Syed Fazaluddin
- Country (sports): India
- Born: 18 October 1974 (age 50) Calcutta, India
- Height: 1.86 m (6 ft 1 in)
- Turned pro: 1998
- Retired: 2002
- Plays: Right-handed

Singles
- Highest ranking: No. 396 (15 November 1999)

Doubles
- Highest ranking: No. 243 (12 June 2000)

= Syed Fazaluddin =

Indian tennis player and coach

Fazaluddin Syed (সৈয়দ ফজলউদ্দিন; born 18 October 1974) is a tennis coach and former professional tennis player from India. He has competed on the ATP tennis tour, achieving a Top 400 ranking in singles and Top 200 ranking in doubles.
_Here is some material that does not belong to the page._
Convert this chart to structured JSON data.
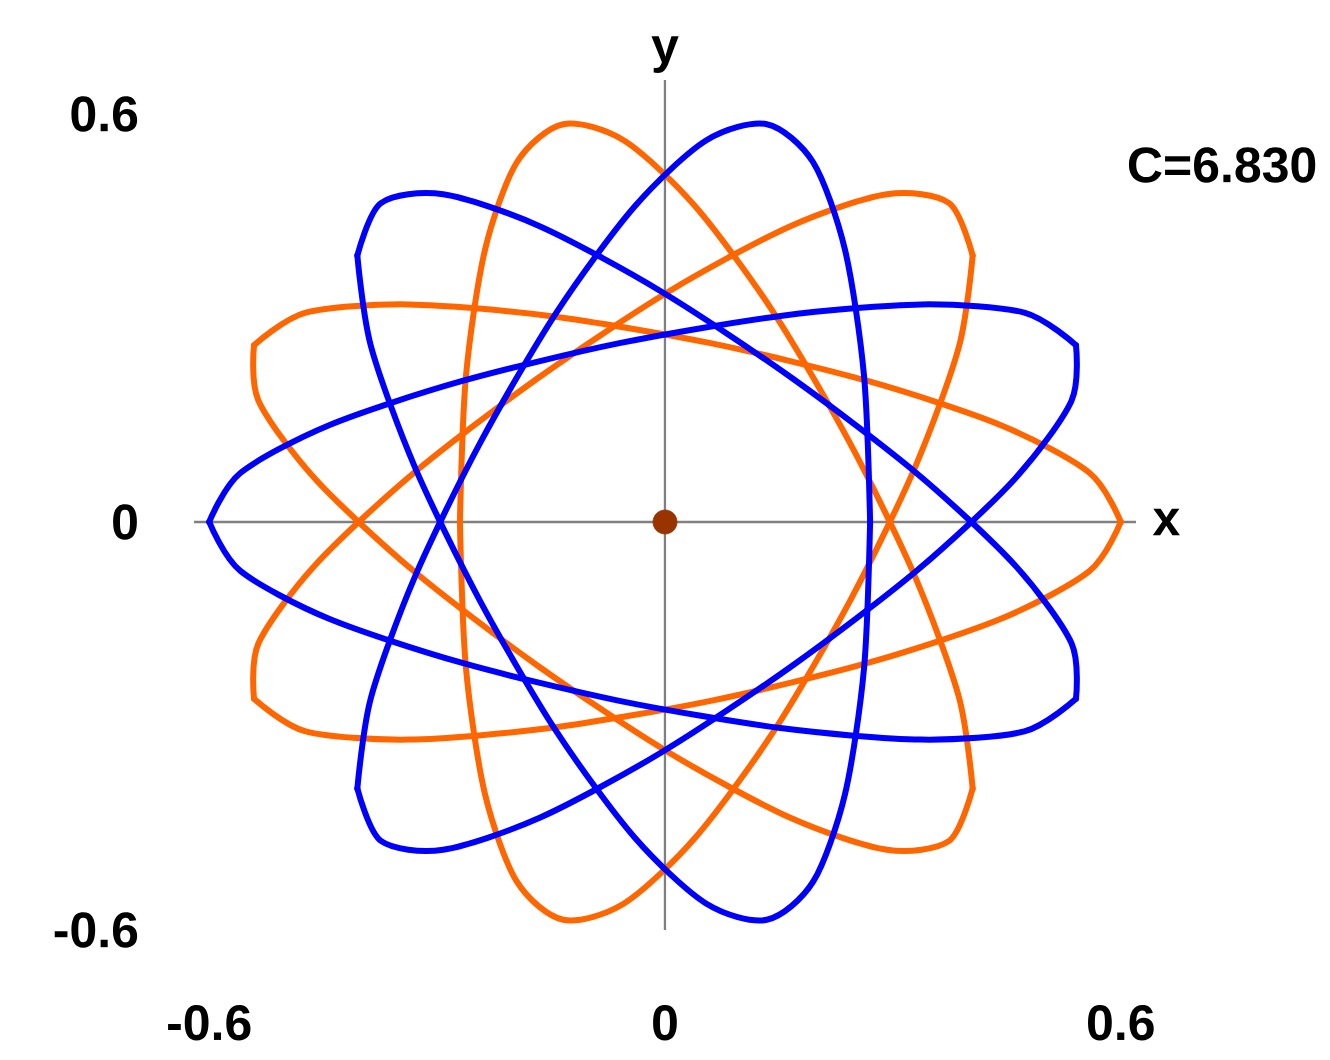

Fazal has represented India in Davis Cup between 1998 and 2001.

==Early life==
Fazal was born in Kolkata, India, and is the son of Syed Naeemuddin, who was one of India's prominent footballers.. Fazal ranked No. 1 as a junior (U-18) in India. He played collegiate tennis at Temple University and was ranked No. 1 in both singles and doubles. He was also elected captain of Men's Tennis at Temple University.

==Career==
Fazal achieved a Top 400 ranking in singles and Top 200 ranking in doubles. He represented India in the Davis Cup between 1998 and 2001. Fazal was the National grass court Champion of India in 2000. He was a bronze medalist at the 1998 Asian Games in Bangkok in 1998. Fazal earned No. 1 ranking as an Amateur by the USTA 1997–98. He won the 1997 USTA National clay court championships.

==Post-retirement==

After his retirement in 2002 he coached former world No. 1 doubles player Mahesh Bhupathi and Martin Damm (top 10 Doubles) on the 2005 US Open circuit. He coached Bhupathi on mixed double the same year. Fazal operates a Level 7 Tennis academy in Philadelphia. With Level 7 Tennis he has coached a possible future star in John Robertson, one of the brightest British tennis prospects.